Ira P. Kerker, 47, was appointed Chief Executive Officer and Director of Vitacost.com in January 2007. From February 2005 through January 2007, Mr. Kerker served as the company’s General Counsel where he acted as a member of the executive management team. From December 2003 through February 2005, Mr. Kerker performed legal services, on a contract basis, for Fireman’s Fund Insurance and USAA Insurance. From September 1995 to September 2004, Mr. Kerker was a financial representative of MetLife/New England Financial. From 2001 through September 2003, Mr. Kerker was a financial representative and Managing Partner of MetLife/New England Financial. Mr. Kerker received a B.S. in Business Administration from the University of Florida and his J.D. from Whittier College School of Law.

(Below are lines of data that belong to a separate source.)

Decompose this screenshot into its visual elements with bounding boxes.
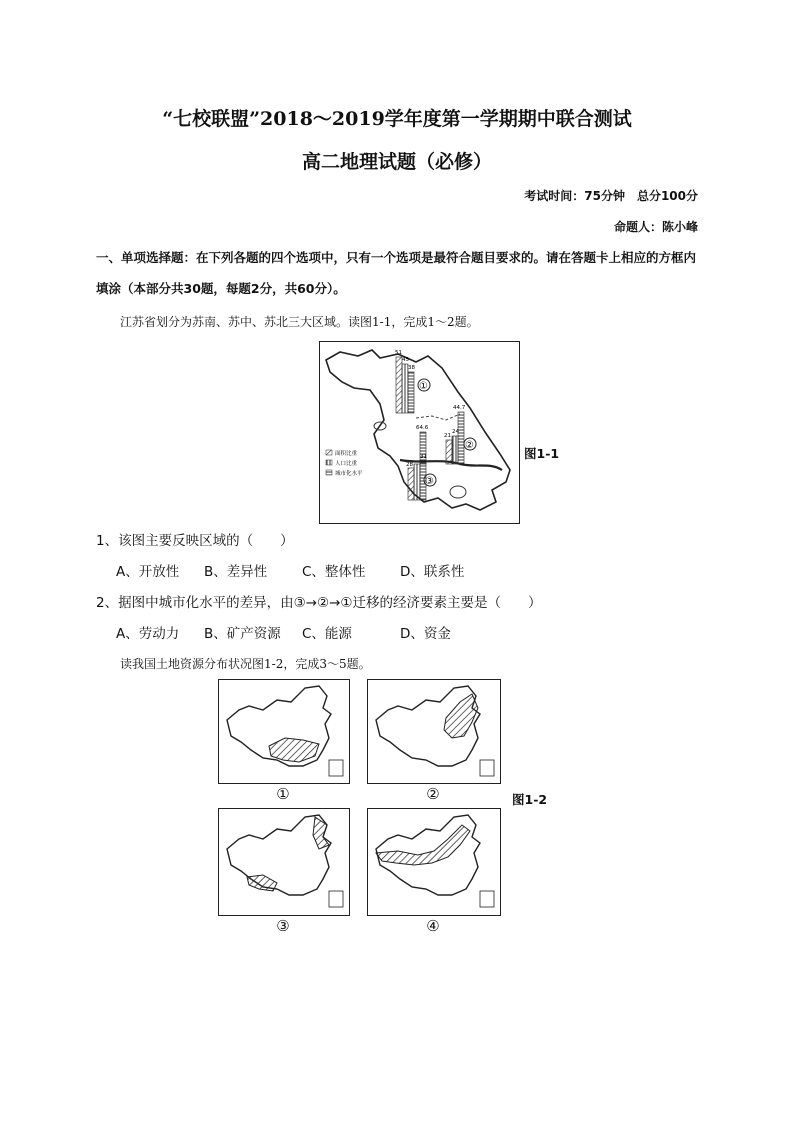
exam-time: 考试时间：75分钟 总分100分 bbox=[524, 189, 698, 203]
value-label: 51 bbox=[395, 350, 402, 356]
map-label-3: ③ bbox=[276, 917, 290, 935]
section-instructions: 一、单项选择题：在下列各题的四个选项中，只有一个选项是最符合题目要求的。请在答题卡上相应的方框内填涂（本部分共30题，每题2分，共60分）。 bbox=[96, 250, 697, 296]
q2-option-c[interactable]: C、能源 bbox=[302, 626, 352, 642]
legend-pop: 人口比重 bbox=[335, 461, 358, 467]
figure-1-1 bbox=[319, 341, 520, 524]
jiangsu-map bbox=[320, 342, 519, 523]
value-label: 28 bbox=[406, 462, 413, 468]
bar-r2-urban bbox=[458, 412, 464, 464]
bar-r3-area bbox=[408, 468, 414, 500]
figure-1-1-caption: 图1-1 bbox=[524, 446, 560, 461]
value-label: 45 bbox=[402, 357, 409, 363]
intro-figure-2: 读我国土地资源分布状况图1-2，完成3～5题。 bbox=[120, 657, 371, 671]
legend-urban: 城市化水平 bbox=[335, 471, 363, 477]
q2-option-d[interactable]: D、资金 bbox=[400, 626, 451, 642]
bar-r2-area bbox=[446, 440, 452, 464]
question-1-stem: 1、该图主要反映区域的（ ） bbox=[96, 533, 294, 549]
q1-option-c[interactable]: C、整体性 bbox=[302, 564, 366, 580]
bar-r1-urban bbox=[408, 372, 414, 413]
region-label-2: ② bbox=[465, 440, 474, 451]
china-map-2 bbox=[367, 679, 501, 784]
figure-1-2-caption: 图1-2 bbox=[512, 792, 548, 807]
value-label: 31 bbox=[420, 454, 427, 460]
bar-r1-area bbox=[396, 357, 402, 413]
exam-subtitle: 高二地理试题（必修） bbox=[301, 151, 492, 173]
legend-area: 面积比重 bbox=[335, 451, 358, 457]
region-label-1: ① bbox=[419, 381, 428, 392]
q1-option-a[interactable]: A、开放性 bbox=[116, 564, 180, 580]
map-label-2: ② bbox=[426, 785, 440, 803]
bar-r2-pop bbox=[452, 436, 458, 464]
region-label-3: ③ bbox=[425, 476, 434, 487]
q2-option-b[interactable]: B、矿产资源 bbox=[204, 626, 281, 642]
bar-r3-pop bbox=[414, 464, 420, 500]
bar-r1-pop bbox=[402, 364, 408, 413]
intro-figure-1: 江苏省划分为苏南、苏中、苏北三大区域。读图1-1，完成1～2题。 bbox=[120, 315, 479, 329]
value-label: 64.6 bbox=[416, 425, 429, 431]
value-label: 44.7 bbox=[453, 405, 466, 411]
value-label: 38 bbox=[408, 365, 415, 371]
q1-option-d[interactable]: D、联系性 bbox=[400, 564, 465, 580]
china-map-3 bbox=[218, 808, 350, 916]
exam-author: 命题人：陈小峰 bbox=[613, 220, 698, 234]
q2-option-a[interactable]: A、劳动力 bbox=[116, 626, 180, 642]
map-label-4: ④ bbox=[426, 917, 440, 935]
q1-option-b[interactable]: B、差异性 bbox=[204, 564, 268, 580]
value-label: 21 bbox=[444, 433, 451, 439]
china-map-4 bbox=[367, 808, 501, 916]
question-2-stem: 2、据图中城市化水平的差异，由③→②→①迁移的经济要素主要是（ ） bbox=[96, 595, 542, 611]
value-label: 24 bbox=[452, 429, 459, 435]
exam-title: “七校联盟”2018～2019学年度第一学期期中联合测试 bbox=[162, 108, 632, 130]
china-map-1 bbox=[218, 679, 350, 784]
map-label-1: ① bbox=[276, 785, 290, 803]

Edwin J. Kozlowski, 61, has served on the Board of Directors of Help A Child since 2005 and as the Chairman of the board since 2006. Mr. Kozlowski served as Executive Vice President and Chief Operating Officer of Retail Ventures, Inc. from 2001 to 2004 and as Senior Vice President and Chief Financial Officer-Chief Operating Officer of DSW in 2001. Prior to joining Retail Ventures, Inc., Mr. Kozlowski served as Executive Vice President and Chief Financial Officer of General Nutrition Companies, Inc. from 1990 to 2000. From 1978 to 1990, Mr. Kozlowski held various management positions within General Nutrition Companies, Inc. Mr. Kozlowski also served in senior financial positions at H.K. Porter Company and Arthur Young, LLP. Mr. Kozlowski was an officer with the United States Secret Service and served in the United State Army. Mr. Kozlowski received a B.S. in accounting from Robert Morris University in 1975.
Lawrence A. Pabst, M.D., 59, has served as a Director of Vitacost.com since April 2007. Dr. Pabst is also a member of the company’s scientific advisory board. Dr. Pabst developed an orthopedic group practice and associated entities in Galion, Ohio from 1979 to January 2008, when the practice was merged with Galion Community Hospital. Dr. Pabst continues to be affiliated with Galion Community Hospital, where he served as the Chief of Staff in 1985 and 1995. Dr. Pabst is also an owner, together with other partners, of three Wendy’s restaurant franchises and real estate related to such franchises. From 1983 to 2007, Dr. Pabst was a controlling owner of PN Investments, a privately held real estate development company. Dr. Pabst is board certified by the American Academy of Orthopedic Surgeons. Dr. Pabst attended the University of Michigan and received his M.D. from The Ohio State University College of Medicine.